A spectacular looking fish, Lionfish are a type of Scorpion fish that are frequently sighted in Raja Ampat’s waters. With an imposing fan of long venomous spines, the Lionfish is a popular sighting and favourite amongst photographers. These fish are not aggressive towards people, yet accidental contact with the spines of a lionfish will result in intense pain and swelling around the wound site. Although the worst of the pain is over within hours, some may experience pain or sensations for days, or even weeks. On very rare occasions, if the venom spreads to other parts of the body, people may experiences, headaches, nausea, chills, cramps, or even paralysis and seizure.
A close relative to the lionfish/scorpion fish, Stonefish are amongst the most venomous fish in the world. Found in shallow tropical waters, reef flats and shallow lagoons with rubble or sandy areas and in small pools during low tide, where they are well camouflaged on the substrate.They can survive out of the water for up to 24hours, meaning the could be located in very shallow regions that fringe beaches.
Lying perfectly still, the stonefish is incredibly difficult to see, and human injury tends to occur through accidental touch: stepping on the fish, picking it up as a pretty/unusual stone, or brushing against it whilst in the water. Through it’s dorsal fin spines, stonefish can inject a venom that causes intense pain and swelling at the site of the wound, difficulty breathing, irregular heartbeat or heat failure, circulatory issues, nausea, vomiting, seizures, paralysis, delirium of unconsciousness. In some cases, venom can result in death.
Like all species in this list, they are not aggressive towards humans, however, will use their natural defence mechanism if threatened, in this instance through touch.
One look at a moray eel should be enough to tell anyone not to mess with this marine species. With visibly powerful jaws and razor sharp teeth, moray eels do not like to be disturbed and tend to stay in their holes, in crevices or within reefs as much as possible. Accidents occur when people are putting their hands where they are not supposed to (ie: in holes, on reefs), lack of awareness leads to getting too close to a moray eel, or attempting to handfeed a moray eel – an activity that will surely see you lose your fingers!
Raja Ampat is as abundant on land as it is under the water; the dense forest covering the island archipelago is filled with life. Snakes, pythons, monitor lizards, wild boar and spiders are present, however, the likelihood of a dangerous encounter is extremely low, almost non-existent. Typically these animals will stay away, or move away from any human activity. In the instance of an encounter, like all the other wild species listed – do not try to get too close, distrupt or disturb animals natural behavior, and definitely do not touch.
There are a number of ‘stray dogs’ present in or near villages in Raja Ampat. Whilst these dogs are accustomed to the presence of humans, they are not accustomed to being held and patted. May of these dogs are very wary of humans. Do not approach them the way you would approach a ‘pet dog’, and do not feed them by hand.

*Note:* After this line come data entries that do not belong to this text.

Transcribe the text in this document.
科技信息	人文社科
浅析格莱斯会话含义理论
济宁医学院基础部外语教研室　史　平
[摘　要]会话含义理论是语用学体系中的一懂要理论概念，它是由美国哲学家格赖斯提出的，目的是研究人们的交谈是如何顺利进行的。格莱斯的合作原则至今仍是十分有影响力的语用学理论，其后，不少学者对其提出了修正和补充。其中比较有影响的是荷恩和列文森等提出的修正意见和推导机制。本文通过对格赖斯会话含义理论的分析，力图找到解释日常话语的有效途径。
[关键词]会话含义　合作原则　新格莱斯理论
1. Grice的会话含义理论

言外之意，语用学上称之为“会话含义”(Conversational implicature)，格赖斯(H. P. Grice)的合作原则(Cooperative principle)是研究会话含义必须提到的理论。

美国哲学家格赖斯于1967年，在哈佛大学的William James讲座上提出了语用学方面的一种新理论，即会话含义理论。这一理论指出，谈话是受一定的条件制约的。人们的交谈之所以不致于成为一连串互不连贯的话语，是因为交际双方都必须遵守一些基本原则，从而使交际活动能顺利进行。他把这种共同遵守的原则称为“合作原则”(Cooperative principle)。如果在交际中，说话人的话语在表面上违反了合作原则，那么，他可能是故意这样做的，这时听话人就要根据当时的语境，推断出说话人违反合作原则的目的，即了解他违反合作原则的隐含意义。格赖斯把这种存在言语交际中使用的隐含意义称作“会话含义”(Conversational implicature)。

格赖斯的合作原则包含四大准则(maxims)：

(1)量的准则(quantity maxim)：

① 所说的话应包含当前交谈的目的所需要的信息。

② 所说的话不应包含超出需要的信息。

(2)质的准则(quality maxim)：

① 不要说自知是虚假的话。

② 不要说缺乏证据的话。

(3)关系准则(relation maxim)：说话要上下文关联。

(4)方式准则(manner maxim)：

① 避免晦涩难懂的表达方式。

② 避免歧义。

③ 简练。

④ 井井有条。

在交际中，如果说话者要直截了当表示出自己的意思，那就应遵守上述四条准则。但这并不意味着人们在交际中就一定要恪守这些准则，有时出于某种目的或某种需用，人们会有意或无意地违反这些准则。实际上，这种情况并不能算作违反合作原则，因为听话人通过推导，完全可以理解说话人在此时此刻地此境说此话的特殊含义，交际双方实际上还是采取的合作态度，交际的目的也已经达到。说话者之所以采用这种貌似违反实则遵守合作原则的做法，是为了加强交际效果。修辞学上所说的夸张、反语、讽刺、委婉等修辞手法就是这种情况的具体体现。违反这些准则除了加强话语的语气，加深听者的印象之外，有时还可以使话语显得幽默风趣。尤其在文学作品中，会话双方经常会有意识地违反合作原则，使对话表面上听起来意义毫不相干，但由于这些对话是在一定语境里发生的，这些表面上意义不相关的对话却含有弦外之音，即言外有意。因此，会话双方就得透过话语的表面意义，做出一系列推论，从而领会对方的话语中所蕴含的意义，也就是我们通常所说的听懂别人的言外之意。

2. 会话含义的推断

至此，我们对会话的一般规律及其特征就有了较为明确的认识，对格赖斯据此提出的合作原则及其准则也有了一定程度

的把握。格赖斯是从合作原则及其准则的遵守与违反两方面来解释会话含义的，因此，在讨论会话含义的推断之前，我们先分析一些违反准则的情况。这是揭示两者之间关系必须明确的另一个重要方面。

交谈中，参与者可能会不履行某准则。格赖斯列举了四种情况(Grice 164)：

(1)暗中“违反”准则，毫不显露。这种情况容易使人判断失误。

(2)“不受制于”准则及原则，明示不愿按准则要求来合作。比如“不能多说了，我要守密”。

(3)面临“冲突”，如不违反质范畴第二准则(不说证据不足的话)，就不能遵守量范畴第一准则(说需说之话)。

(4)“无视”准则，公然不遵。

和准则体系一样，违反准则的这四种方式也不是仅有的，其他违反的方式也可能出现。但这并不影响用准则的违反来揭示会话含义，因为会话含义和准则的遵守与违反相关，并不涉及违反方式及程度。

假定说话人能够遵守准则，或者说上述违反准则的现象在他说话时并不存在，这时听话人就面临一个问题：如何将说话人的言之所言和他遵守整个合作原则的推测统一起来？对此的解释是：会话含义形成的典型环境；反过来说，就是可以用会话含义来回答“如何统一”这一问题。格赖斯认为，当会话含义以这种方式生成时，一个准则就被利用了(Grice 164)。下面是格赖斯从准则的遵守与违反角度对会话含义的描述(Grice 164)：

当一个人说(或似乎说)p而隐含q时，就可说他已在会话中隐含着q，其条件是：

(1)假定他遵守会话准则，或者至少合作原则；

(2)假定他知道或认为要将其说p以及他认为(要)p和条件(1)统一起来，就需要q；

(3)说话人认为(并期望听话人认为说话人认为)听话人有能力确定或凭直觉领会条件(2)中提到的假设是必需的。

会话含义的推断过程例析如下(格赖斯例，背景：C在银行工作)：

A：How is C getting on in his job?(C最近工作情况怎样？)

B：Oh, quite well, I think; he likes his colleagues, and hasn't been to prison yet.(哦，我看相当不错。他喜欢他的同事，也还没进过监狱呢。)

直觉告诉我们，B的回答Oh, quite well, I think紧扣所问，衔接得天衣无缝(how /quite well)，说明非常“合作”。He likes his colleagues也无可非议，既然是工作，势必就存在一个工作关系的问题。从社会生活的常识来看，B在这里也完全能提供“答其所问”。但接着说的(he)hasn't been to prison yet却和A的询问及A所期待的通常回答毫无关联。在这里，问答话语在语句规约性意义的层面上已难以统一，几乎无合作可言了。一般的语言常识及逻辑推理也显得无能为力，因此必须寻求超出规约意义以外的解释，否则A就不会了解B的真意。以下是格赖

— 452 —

Whilst humans are not a significant or direct threat to other humans in the water, when irresponsible or careless, they can pose a significant threat marine environment when in or on the sea.
From breaking corals (anchors, boat strike, kicking, trampling), harming marine life (touching, boat strike, illegal fishing) through to plastic and chemical pollution, waste water, runoff and eutrophication – humans can cause significant damage to marine environments, and therefore the other humans that depend on them for food and livelihoods.
Be a Responsible Visitor in Raja Ampat, and do not harm to the environment you have chosen to visit. Refer to “Responsible Tourism”
Additionally, by being a repsonsible diver and responsible dive buddy, most, if not all, scuba and snorkelling incidents can be avoided.